Controlling the hysteria about Japan

The earthquake/tsunami/potential nuclear meltdown in Japan is one of the great disasters to hit the Western world.  It’s worth remembering, however, that the media is a visual engine that lives to convey disaster.

This post is an excellent antidote to that media tendency, as it carefully explains why the world is not ending in Japan.  This is Japan’s Katrina — not politically, of course, but in terms of the scope of the disaster.  It was a regional earthquake, not a national one.

Further, Japanese systems handled the quake itself fabulously.  There is nothing that can be done against a tsunami, though, and that’s where the real tragedies unfolded, as can be seen vividly in this NYT’s interactive feature.
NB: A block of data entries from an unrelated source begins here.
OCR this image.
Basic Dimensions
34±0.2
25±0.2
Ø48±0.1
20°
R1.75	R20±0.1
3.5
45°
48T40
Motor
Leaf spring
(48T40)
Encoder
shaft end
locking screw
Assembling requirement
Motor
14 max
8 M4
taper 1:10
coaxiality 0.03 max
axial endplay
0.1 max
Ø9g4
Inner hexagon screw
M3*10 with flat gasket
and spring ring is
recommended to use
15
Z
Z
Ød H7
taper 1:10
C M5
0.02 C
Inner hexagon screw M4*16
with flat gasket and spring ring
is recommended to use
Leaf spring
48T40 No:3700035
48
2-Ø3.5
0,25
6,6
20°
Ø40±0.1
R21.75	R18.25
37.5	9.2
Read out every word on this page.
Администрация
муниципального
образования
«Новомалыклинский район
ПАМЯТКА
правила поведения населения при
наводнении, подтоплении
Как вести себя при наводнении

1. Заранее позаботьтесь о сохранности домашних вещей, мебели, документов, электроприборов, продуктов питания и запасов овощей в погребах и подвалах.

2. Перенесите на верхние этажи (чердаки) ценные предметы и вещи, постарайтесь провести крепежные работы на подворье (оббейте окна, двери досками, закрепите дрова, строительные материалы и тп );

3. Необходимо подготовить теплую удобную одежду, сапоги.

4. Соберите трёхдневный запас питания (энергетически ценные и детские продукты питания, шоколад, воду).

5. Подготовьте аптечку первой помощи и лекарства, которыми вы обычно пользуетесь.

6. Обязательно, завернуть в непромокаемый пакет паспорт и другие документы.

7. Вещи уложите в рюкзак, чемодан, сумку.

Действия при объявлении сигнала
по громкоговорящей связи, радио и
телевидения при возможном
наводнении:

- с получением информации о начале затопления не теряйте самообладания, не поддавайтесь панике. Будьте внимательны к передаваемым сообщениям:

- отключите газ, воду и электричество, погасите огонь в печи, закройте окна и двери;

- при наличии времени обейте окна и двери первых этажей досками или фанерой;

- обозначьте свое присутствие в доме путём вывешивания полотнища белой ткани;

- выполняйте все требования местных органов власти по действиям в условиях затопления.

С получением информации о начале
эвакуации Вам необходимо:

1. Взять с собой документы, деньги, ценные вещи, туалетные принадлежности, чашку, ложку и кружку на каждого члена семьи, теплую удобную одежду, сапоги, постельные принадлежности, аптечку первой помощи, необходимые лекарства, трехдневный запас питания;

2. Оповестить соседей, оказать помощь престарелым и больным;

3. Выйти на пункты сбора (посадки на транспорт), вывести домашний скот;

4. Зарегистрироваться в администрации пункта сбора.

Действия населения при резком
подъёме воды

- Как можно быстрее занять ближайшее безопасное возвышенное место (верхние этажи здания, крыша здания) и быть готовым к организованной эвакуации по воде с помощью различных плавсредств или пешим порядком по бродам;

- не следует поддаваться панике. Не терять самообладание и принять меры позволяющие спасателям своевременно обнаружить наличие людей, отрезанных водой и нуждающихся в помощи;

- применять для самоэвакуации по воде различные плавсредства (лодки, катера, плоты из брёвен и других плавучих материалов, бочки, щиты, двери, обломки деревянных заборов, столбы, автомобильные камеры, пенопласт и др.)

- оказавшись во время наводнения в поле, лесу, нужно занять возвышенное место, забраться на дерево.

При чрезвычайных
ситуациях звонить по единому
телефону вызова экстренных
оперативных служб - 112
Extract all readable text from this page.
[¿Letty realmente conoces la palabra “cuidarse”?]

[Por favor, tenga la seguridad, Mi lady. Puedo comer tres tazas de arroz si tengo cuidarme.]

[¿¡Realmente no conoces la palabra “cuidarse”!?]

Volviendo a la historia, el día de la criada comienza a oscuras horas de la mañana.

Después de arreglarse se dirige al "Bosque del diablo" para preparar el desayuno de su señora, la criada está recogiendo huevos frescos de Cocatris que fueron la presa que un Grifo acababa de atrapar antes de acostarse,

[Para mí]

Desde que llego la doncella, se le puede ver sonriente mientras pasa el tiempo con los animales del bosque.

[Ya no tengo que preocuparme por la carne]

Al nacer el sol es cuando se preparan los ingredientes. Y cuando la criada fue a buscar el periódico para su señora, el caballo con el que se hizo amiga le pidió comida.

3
Ten thousand dead, the current estimate, is a heartbreaking number, especially in a small county.  Nevertheless, when you think of a 9.1 earthquake, followed by a tsunami, followed by nuclear reactor problems, you realize that the number is actually exceedingly low.  It’s low because (a) Japan was prepared and (b) the earthquake and tsunami, thankfully, affected only a relatively small area of the country.

The media coverage reminds me of the 1989 earthquake coverage in San Francisco.  I was out of town when the quake hit, and was absolutely paralyzed with fear when I saw reports that made it look as if the City was in flames.  In fact, the City was inconvenienced by the power outages, but the damage was local:  a small part of downtown, the Marina district, the Nimitz freeway in the East Bay, a few square blocks near UCSF Medical School, and one collapsed segment of the Bay Bridge.  But the media couldn’t downplay it, it had to up-play it.  This was the same media that reported cannibalism after only two days in New Orleans.